具体的针对 Stable Diffusion 的 ControlNet 结构如下图,只复制(结构+权重)了 UNet 的 Encoder block 和 Middle block,控制条件图c先经过几层卷积,再与原UNet的输入zt相加作为输入,ControlNet 每个 block 的输出再添加到原 UNet 的 Decoder block 输入,实际代码实现中,这里 ControlNet 的输出还可以乘上一个scale,用于控制影响程度

作为一种微调方法,增加 ControlNet 后的训练 Loss 还是和原始 Diffusion 的 Loss 一致:

完整的 Diffusion + ControlNet 流程如下:

Diffusers 实现

Hugging Face Diffusers 中 关于 ControlNet 的实现主要有三个地方:

另外还有 ControlNet 的训练示例代码:train_controlnet.pytrain_controlnet_sdxl.py

ControlNetModel

首先是 ControlNet 的输出,包含 down block 列表和 mid block,用于添加到原 UNet

class ControlNetOutput(BaseOutput):
    down_block_res_samples: Tuple[torch.Tensor]
    mid_block_res_sample: torch.Tensor

然后是对 ControlNet 输入条件图的处理:

class ControlNetConditioningEmbedding(nn.Module):
    def __init__(
        self,
        conditioning_embedding_channels: int,
        conditioning_channels: int = 3,
        block_out_channels: Tuple[int, ...] = (16, 32, 96, 256),
    ):
        super().__init__()

        self.conv_in = nn.Conv2d(conditioning_channels, block_out_channels[0], kernel_size=3, padding=1)

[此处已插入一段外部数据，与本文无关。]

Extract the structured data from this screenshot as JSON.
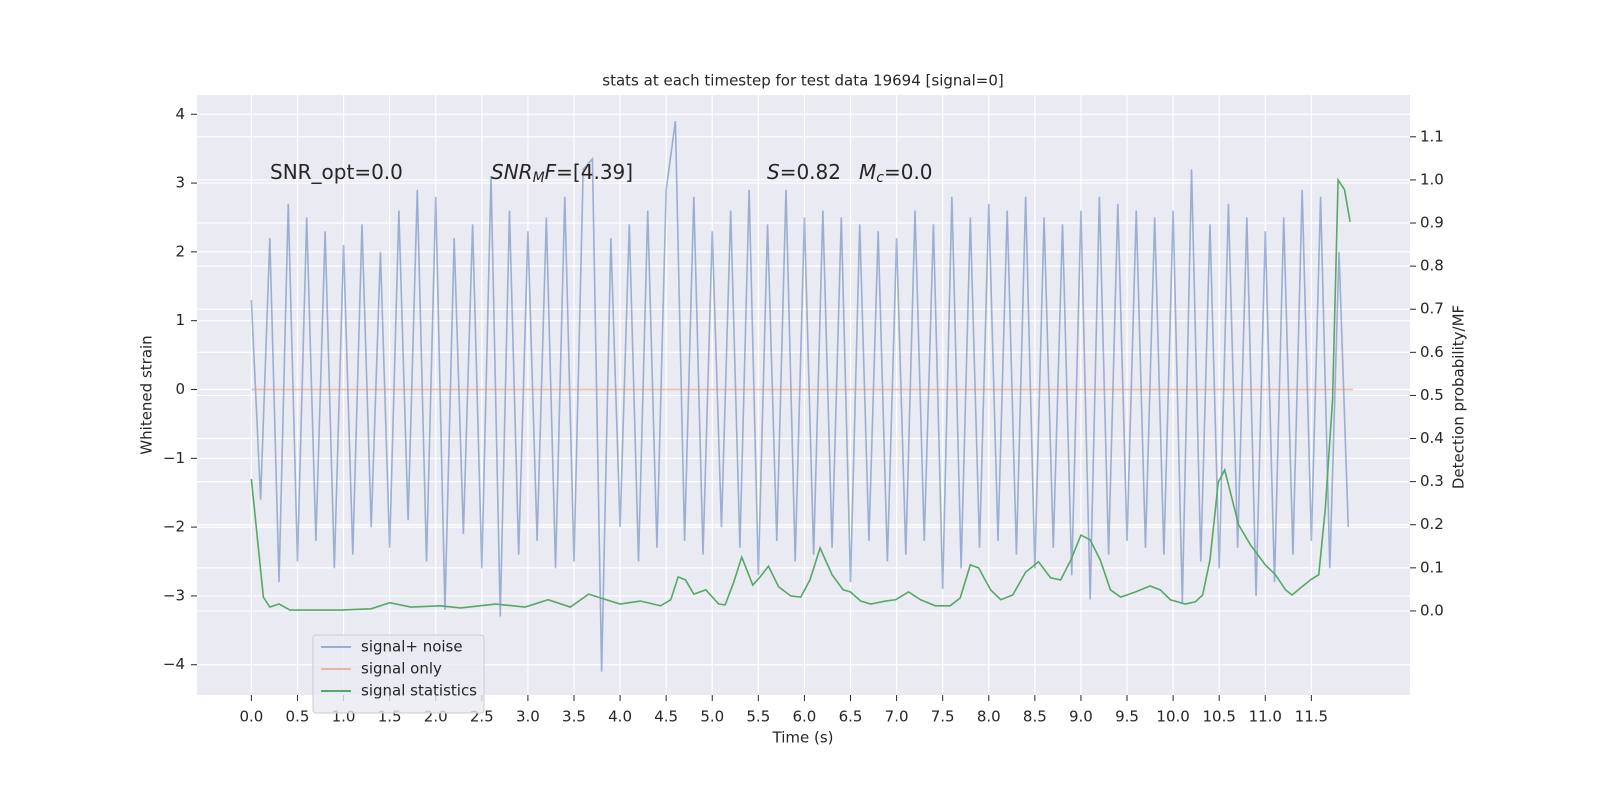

        self.blocks = nn.ModuleList([])

        for i in range(len(block_out_channels) - 1):
            channel_in = block_out_channels[i]
            channel_out = block_out_channels[i + 1]
            self.blocks.append(nn.Conv2d(channel_in, channel_in, kernel_size=3, padding=1))
            self.blocks.append(nn.Conv2d(channel_in, channel_out, kernel_size=3, padding=1, stride=2))

        # 零卷积输出
        self.conv_out = zero_module(
            nn.Conv2d(block_out_channels[-1], conditioning_embedding_channels, kernel_size=3, padding=1)
        )

    def forward(self, conditioning):
        embedding = self.conv_in(conditioning)
        embedding = F.silu(embedding)

        for block in self.blocks:
            embedding = block(embedding)
            embedding = F.silu(embedding)

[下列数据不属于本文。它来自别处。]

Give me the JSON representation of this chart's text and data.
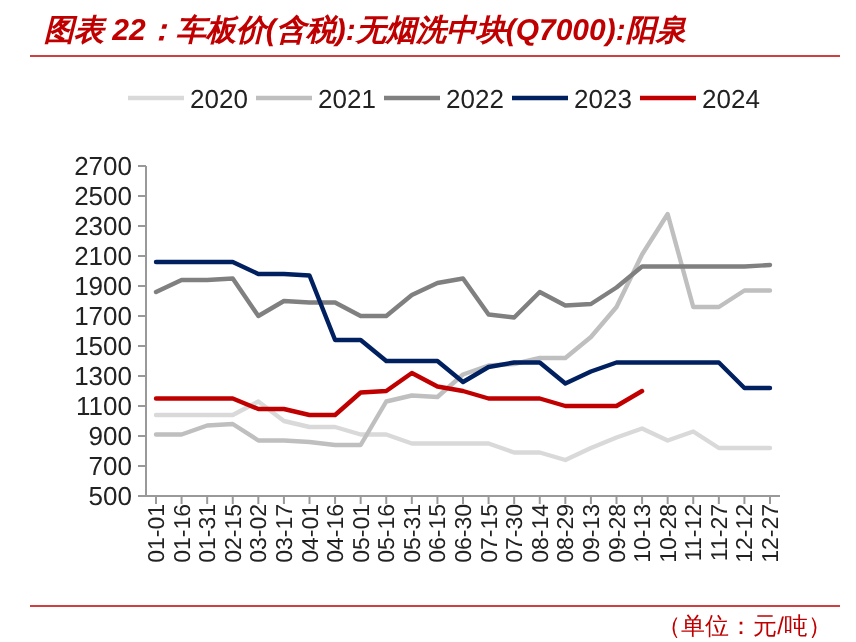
{
  "chart_data": {
    "type": "line",
    "title": "图表 22：车板价(含税):无烟洗中块(Q7000):阳泉",
    "categories": [
      "01-01",
      "01-16",
      "01-31",
      "02-15",
      "03-02",
      "03-17",
      "04-01",
      "04-16",
      "05-01",
      "05-16",
      "05-31",
      "06-15",
      "06-30",
      "07-15",
      "07-30",
      "08-14",
      "08-29",
      "09-13",
      "09-28",
      "10-13",
      "10-28",
      "11-12",
      "11-27",
      "12-12",
      "12-27"
    ],
    "series": [
      {
        "name": "2020",
        "color": "#d9d9d9",
        "values": [
          1040,
          1040,
          1040,
          1040,
          1130,
          1000,
          960,
          960,
          910,
          910,
          850,
          850,
          850,
          850,
          790,
          790,
          740,
          820,
          890,
          950,
          870,
          930,
          820,
          820,
          820
        ]
      },
      {
        "name": "2021",
        "color": "#bfbfbf",
        "values": [
          910,
          910,
          970,
          980,
          870,
          870,
          860,
          840,
          840,
          1130,
          1170,
          1160,
          1310,
          1370,
          1380,
          1420,
          1420,
          1560,
          1760,
          2110,
          2380,
          1760,
          1760,
          1870,
          1870
        ]
      },
      {
        "name": "2022",
        "color": "#808080",
        "values": [
          1860,
          1940,
          1940,
          1950,
          1700,
          1800,
          1790,
          1790,
          1700,
          1700,
          1840,
          1920,
          1950,
          1710,
          1690,
          1860,
          1770,
          1780,
          1890,
          2030,
          2030,
          2030,
          2030,
          2030,
          2040
        ]
      },
      {
        "name": "2023",
        "color": "#002060",
        "values": [
          2060,
          2060,
          2060,
          2060,
          1980,
          1980,
          1970,
          1540,
          1540,
          1400,
          1400,
          1400,
          1260,
          1360,
          1390,
          1390,
          1250,
          1330,
          1390,
          1390,
          1390,
          1390,
          1390,
          1220,
          1220
        ]
      },
      {
        "name": "2024",
        "color": "#c00000",
        "values": [
          1150,
          1150,
          1150,
          1150,
          1080,
          1080,
          1040,
          1040,
          1190,
          1200,
          1320,
          1230,
          1200,
          1150,
          1150,
          1150,
          1100,
          1100,
          1100,
          1200,
          null,
          null,
          null,
          null,
          null
        ]
      }
    ],
    "ylim": [
      500,
      2700
    ],
    "yticks": [
      500,
      700,
      900,
      1100,
      1300,
      1500,
      1700,
      1900,
      2100,
      2300,
      2500,
      2700
    ],
    "legend": "top",
    "annotations": [
      "（单位：元/吨）"
    ]
  }
}
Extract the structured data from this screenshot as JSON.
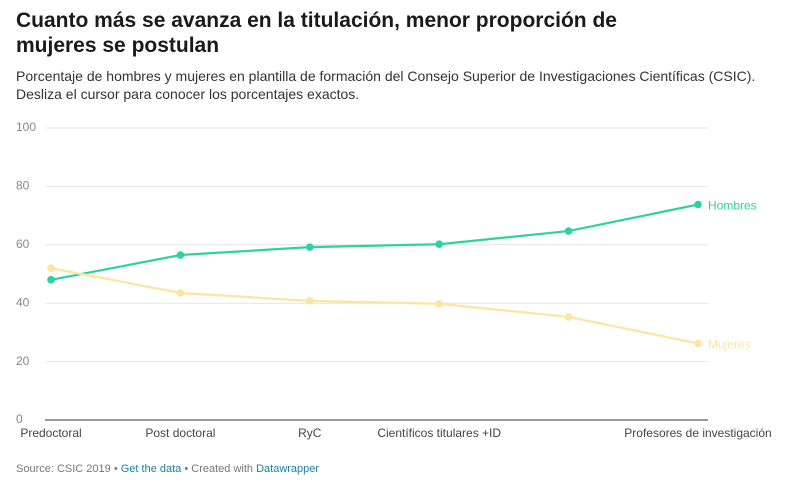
{
  "chart_data": {
    "type": "line",
    "title": "Cuanto más se avanza en la titulación, menor proporción de mujeres se postulan",
    "subtitle": [
      "Porcentaje de hombres y mujeres en plantilla de formación del Consejo Superior de Investigaciones Científicas (CSIC).",
      "Desliza el cursor para conocer los porcentajes exactos."
    ],
    "categories": [
      "Predoctoral",
      "Post doctoral",
      "RyC",
      "Científicos titulares +ID",
      null,
      "Profesores de investigación"
    ],
    "series": [
      {
        "name": "Hombres",
        "color": "#2fd19f",
        "values": [
          48,
          56.5,
          59.2,
          60.2,
          64.7,
          73.8
        ]
      },
      {
        "name": "Mujeres",
        "color": "#fde4a0",
        "values": [
          52,
          43.5,
          40.8,
          39.8,
          35.3,
          26.2
        ]
      }
    ],
    "ylim": [
      0,
      100
    ],
    "yticks": [
      0,
      20,
      40,
      60,
      80,
      100
    ],
    "grid": true,
    "footer": [
      "Source: CSIC 2019",
      " • ",
      "Get the data",
      " • Created with ",
      "Datawrapper"
    ]
  }
}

        embedding = self.conv_out(embedding)

        return embedding

可以看到其主要是几层 Conv2d,用来将输入图转为 feature map ,并在最后通过zero_module添加了一个零卷积

def zero_module(module):
    for p in module.parameters():
        nn.init.zeros_(p)
    return module

接下来是 ControlNetModel 的初始化,主要包含从 UNet 复制结构和权重的逻辑,以及在各个block后添加零卷积的逻辑:

def from_unet(
    cls,
    unet: UNet2DConditionModel,
    controlnet_conditioning_channel_order: str = "rgb",
    conditioning_embedding_out_channels: Optional[Tuple[int, ...]] = (16, 32, 96, 256),
    load_weights_from_unet: bool = True,
    conditioning_channels: int = 3,
):
    # 从 unet 读取一些参数
    transformer_layers_per_block = (
        unet.config.transformer_layers_per_block if "transformer_layers_per_block" in unet.config else 1
    )
    encoder_hid_dim = unet.config.encoder_hid_dim if "encoder_hid_dim" in unet.config else None
    ...

    # 创建 controlnet 对象
    controlnet = cls(...)

    # 从 unet 复制权重
    if load_weights_from_unet:
        controlnet.conv_in.load_state_dict(unet.conv_in.state_dict())
        controlnet.time_proj.load_state_dict(unet.time_proj.state_dict())
        ...

        # 复制 down_blocks 权重
        controlnet.down_blocks.load_state_dict(unet.down_blocks.state_dict())

        # 复制 mid_block 权重
        controlnet.mid_block.load_state_dict(unet.mid_block.state_dict())

    return controlnet
def __init__(
    self,
    ...
):
    super().__init__()
    ...

    # input
    conv_in_kernel = 3
    conv_in_padding = (conv_in_kernel - 1) // 2
    self.conv_in = nn.Conv2d(
        in_channels, block_out_channels[0], kernel_size=conv_in_kernel, padding=conv_in_padding
    )

    # 初始化 time, class embedding
    ...

    # 初始化条件输入embedding
    self.controlnet_cond_embedding = ControlNetConditioningEmbedding(
        conditioning_embedding_channels=block_out_channels[0],
        block_out_channels=conditioning_embedding_out_channels,
        conditioning_channels=conditioning_channels,
    )

    self.down_blocks = nn.ModuleList([])
    self.controlnet_down_blocks = nn.ModuleList([])

    # down
    output_channel = block_out_channels[0]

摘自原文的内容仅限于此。